If travel agents feel left out of federal regulatory schemes, take heart. The always-formidable Department of Transportation (DOT) appears determined to bring agents into its regulatory orbit.
Under consideration is whether the Department should require travel agents to adopt minimum customer service standards in relation to the sale of air transportation.
Not enough? Try whether the DOT should require ticket agents to disclose the carriers whose tickets they sell or do not sell and information regarding any incentive payments they receive in connection with the sale of air transportation.
Need more? Try whether the DOT should require agents to disclose any preferential display of individual fares or carriers in the ticket agent’s internet displays; if the DOT should require additional or special disclosures regarding certain substantial fees, e.g., oversize or overweight baggage fees.
These proposals are part of the DOT’s Airline Passenger Protections III Notice of Proposed Rulemaking (NPRM) that addresses a host of issues. – nine in total - which the DOT is addressing.
Depending on how the industry treats the final rulemaking later this year, travel sellers could be drawn into the DOT’s regulatory orbit.

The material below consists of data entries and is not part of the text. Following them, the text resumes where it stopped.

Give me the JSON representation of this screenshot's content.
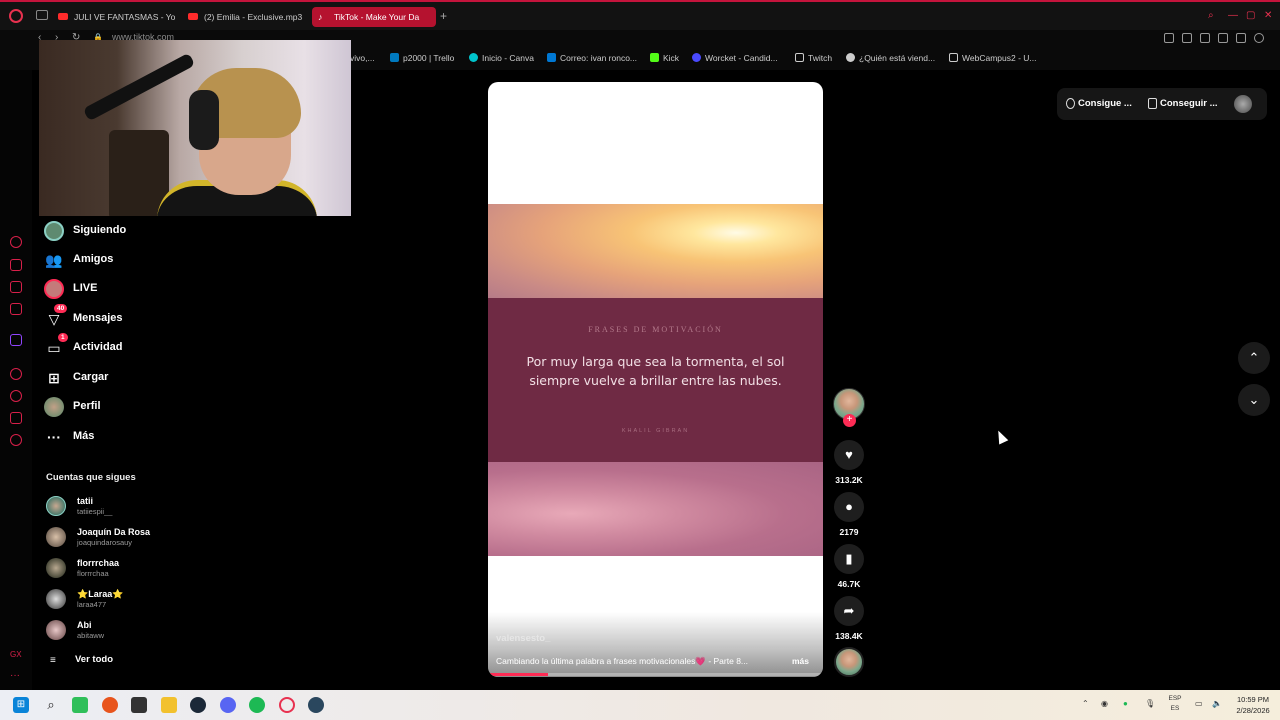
{
  "browser": {
    "tabs": [
      {
        "label": "JULI VE FANTASMAS - Yo",
        "icon": "youtube-icon"
      },
      {
        "label": "(2) Emilia - Exclusive.mp3",
        "icon": "youtube-icon"
      },
      {
        "label": "TikTok - Make Your Da",
        "icon": "tiktok-icon",
        "active": true
      }
    ],
    "new_tab": "+",
    "url": "www.tiktok.com",
    "bookmarks": [
      {
        "label": "vivo,...",
        "color": "#444"
      },
      {
        "label": "p2000 | Trello",
        "color": "#0079bf"
      },
      {
        "label": "Inicio - Canva",
        "color": "#00c4cc"
      },
      {
        "label": "Correo: ivan ronco...",
        "color": "#0078d4"
      },
      {
        "label": "Kick",
        "color": "#53fc18"
      },
      {
        "label": "Worcket - Candid...",
        "color": "#4a4aff"
      },
      {
        "label": "Twitch",
        "color": "#9146ff"
      },
      {
        "label": "¿Quién está viend...",
        "color": "#cccccc"
      },
      {
        "label": "WebCampus2 - U...",
        "color": "#dddddd"
      }
    ]
  },
  "nav": {
    "items": [
      {
        "label": "Siguiendo",
        "icon": "following-avatar-icon"
      },
      {
        "label": "Amigos",
        "icon": "friends-icon"
      },
      {
        "label": "LIVE",
        "icon": "live-icon"
      },
      {
        "label": "Mensajes",
        "icon": "messages-icon",
        "badge": "40"
      },
      {
        "label": "Actividad",
        "icon": "activity-icon",
        "badge": "1"
      },
      {
        "label": "Cargar",
        "icon": "upload-icon"
      },
      {
        "label": "Perfil",
        "icon": "profile-avatar-icon"
      },
      {
        "label": "Más",
        "icon": "more-icon"
      }
    ]
  },
  "following": {
    "title": "Cuentas que sigues",
    "accounts": [
      {
        "name": "tatii",
        "handle": "tatiiespii__"
      },
      {
        "name": "Joaquín Da Rosa",
        "handle": "joaquindarosauy"
      },
      {
        "name": "florrrchaa",
        "handle": "florrrchaa"
      },
      {
        "name": "⭐Laraa⭐",
        "handle": "laraa477"
      },
      {
        "name": "Abi",
        "handle": "abitaww"
      }
    ],
    "see_all": "Ver todo"
  },
  "video": {
    "title": "FRASES DE MOTIVACIÓN",
    "quote": "Por muy larga que sea la tormenta, el sol siempre vuelve a brillar entre las nubes.",
    "author": "KHALIL GIBRAN",
    "username": "valensesto_",
    "description": "Cambiando la última palabra a frases motivacionales💗 - Parte 8...",
    "more": "más",
    "progress": 0.18
  },
  "actions": {
    "follow_plus": "+",
    "likes": "313.2K",
    "comments": "2179",
    "saves": "46.7K",
    "shares": "138.4K"
  },
  "header_right": {
    "coins": "Consigue ...",
    "app": "Conseguir ..."
  },
  "taskbar": {
    "lang_top": "ESP",
    "lang_bottom": "ES",
    "time": "10:59 PM",
    "date": "2/28/2026"
  },
  "colors": {
    "accent": "#fe2c55",
    "browser_accent": "#c4143c",
    "band": "#6f2a44"
  }
}
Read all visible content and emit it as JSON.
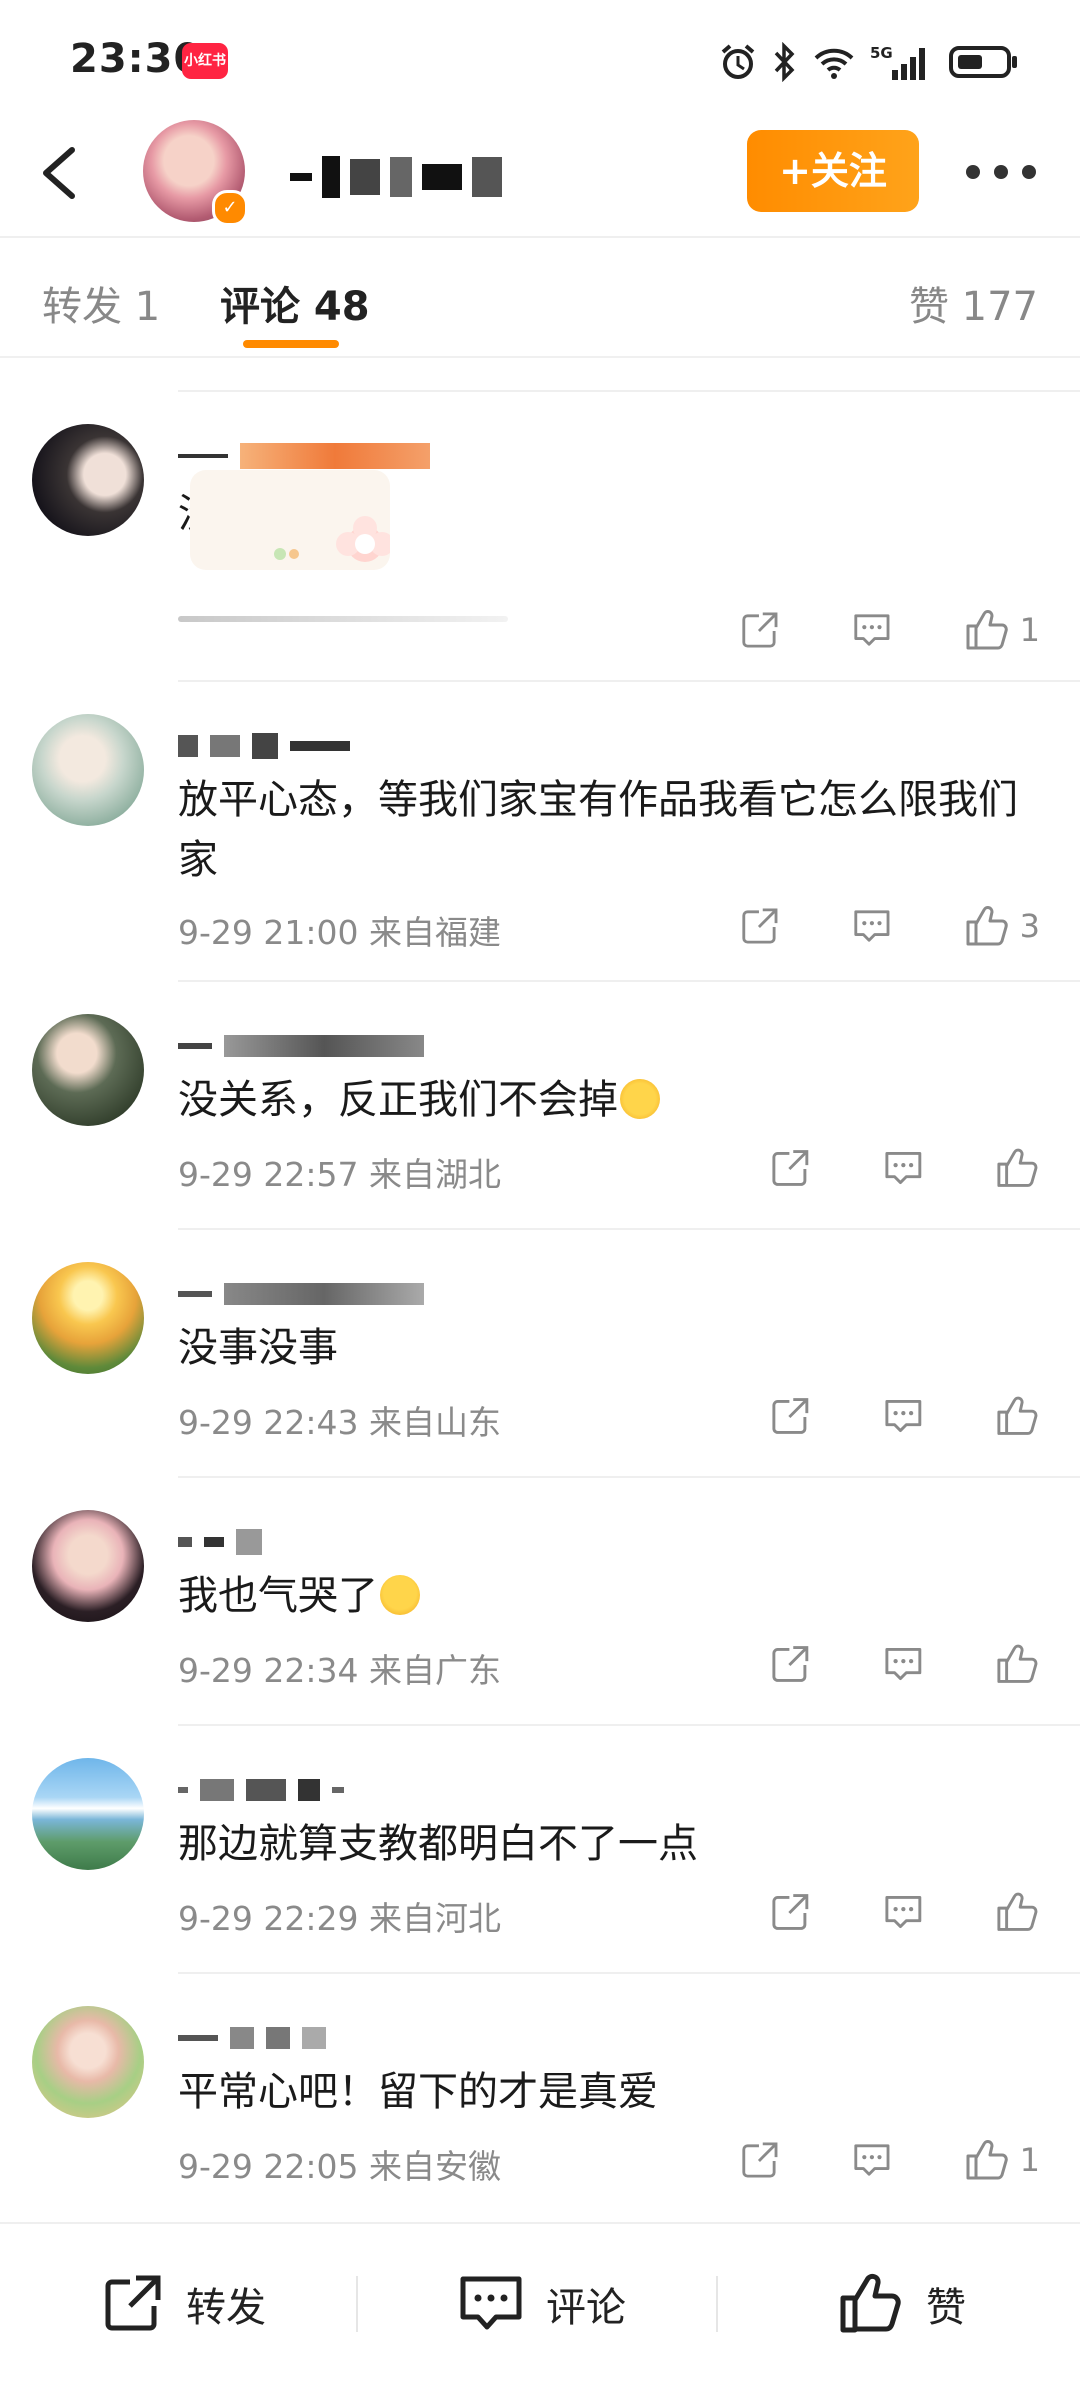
{
  "status": {
    "time": "23:30",
    "app_badge": "小红书",
    "network": "5G"
  },
  "header": {
    "follow_label": "+关注"
  },
  "tabs": {
    "repost": "转发 1",
    "comments": "评论 48",
    "likes": "赞 177"
  },
  "comments": [
    {
      "text": "没招了",
      "meta": "",
      "likes": "1"
    },
    {
      "text": "放平心态，等我们家宝有作品我看它怎么限我们家",
      "meta": "9-29 21:00 来自福建",
      "likes": "3"
    },
    {
      "text": "没关系，反正我们不会掉",
      "meta": "9-29 22:57 来自湖北",
      "likes": ""
    },
    {
      "text": "没事没事",
      "meta": "9-29 22:43 来自山东",
      "likes": ""
    },
    {
      "text": "我也气哭了",
      "meta": "9-29 22:34 来自广东",
      "likes": ""
    },
    {
      "text": "那边就算支教都明白不了一点",
      "meta": "9-29 22:29 来自河北",
      "likes": ""
    },
    {
      "text": "平常心吧！留下的才是真爱",
      "meta": "9-29 22:05 来自安徽",
      "likes": "1"
    }
  ],
  "bottom": {
    "repost": "转发",
    "comment": "评论",
    "like": "赞"
  },
  "colors": {
    "accent": "#ff8a00",
    "meta": "#8a8a8a"
  }
}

The DOT’s new Supplemental Notice of Proposed Rulemaking (SNPRM) covers a lot of ground. It will impact agents (large and small, online and offline), airlines, tour operators and travel management companies.
The DOT - with a $74 billion budget – also asks whether it should prohibit post-purchase price increases for all services and products not purchased with the ticket or whether it is sufficient to prohibit post-purchase price increases for baggage charges that traditionally have been included in the ticket price and whether the Department should require that ancillary fees be displayed through all sale channels.
These proposals fulfill a commitment made in the final rule on enhancing airline passenger protections (74 FR 68983) to further address concerns about “hidden and deceptive fees, tackle the recommendations received from the Future of Aviation Advisory Committee, “ the DOT says.
The Department says its concerned with airline passenger protection, and wants to provide interested parties “another opportunity to comment on price increases for optional services which passengers purchase after they buy tickets.”
Surprisingly, the DOT notes, “ relatively few comments were received.” The new end of the comment period is October – originally scheduled for March 2012.
Airlines are of course at the center of the proposals. The rulemaking would address many complex issues. Should DOT require a marketing carrier to provide assistance to its code-share partner when a flight operated by the code-share partner experiences a lengthy tarmac delay? Many proposals will tighten disclosure and reporting requirements.
What does all this mean for travel agents? Clearly DOT policies have the ability to transform travel distribution and the airlines. Would it drive travelers to the airlines' web sites? Would extensive disclosure confuse clients? But the real question is if travel agents or the industry needs or wants more controls.
In the name of consumer protection the DOT could gain unprecedented regulatory power and influence over agents. But at what costs? Who benefits? And who pays the fines, fees, compliance and tracking costs sure to follow new DOT rules?
Added time for comments to the DOT is welcome. Major agent groups such as ASTA and the Business Travel Coalition (BTC) have made aggressive efforts to educate agents on the issues. But the challenge remains. Do travel agents want their businesses tied up in a web of restrictive regulations and taxes? Do their clients?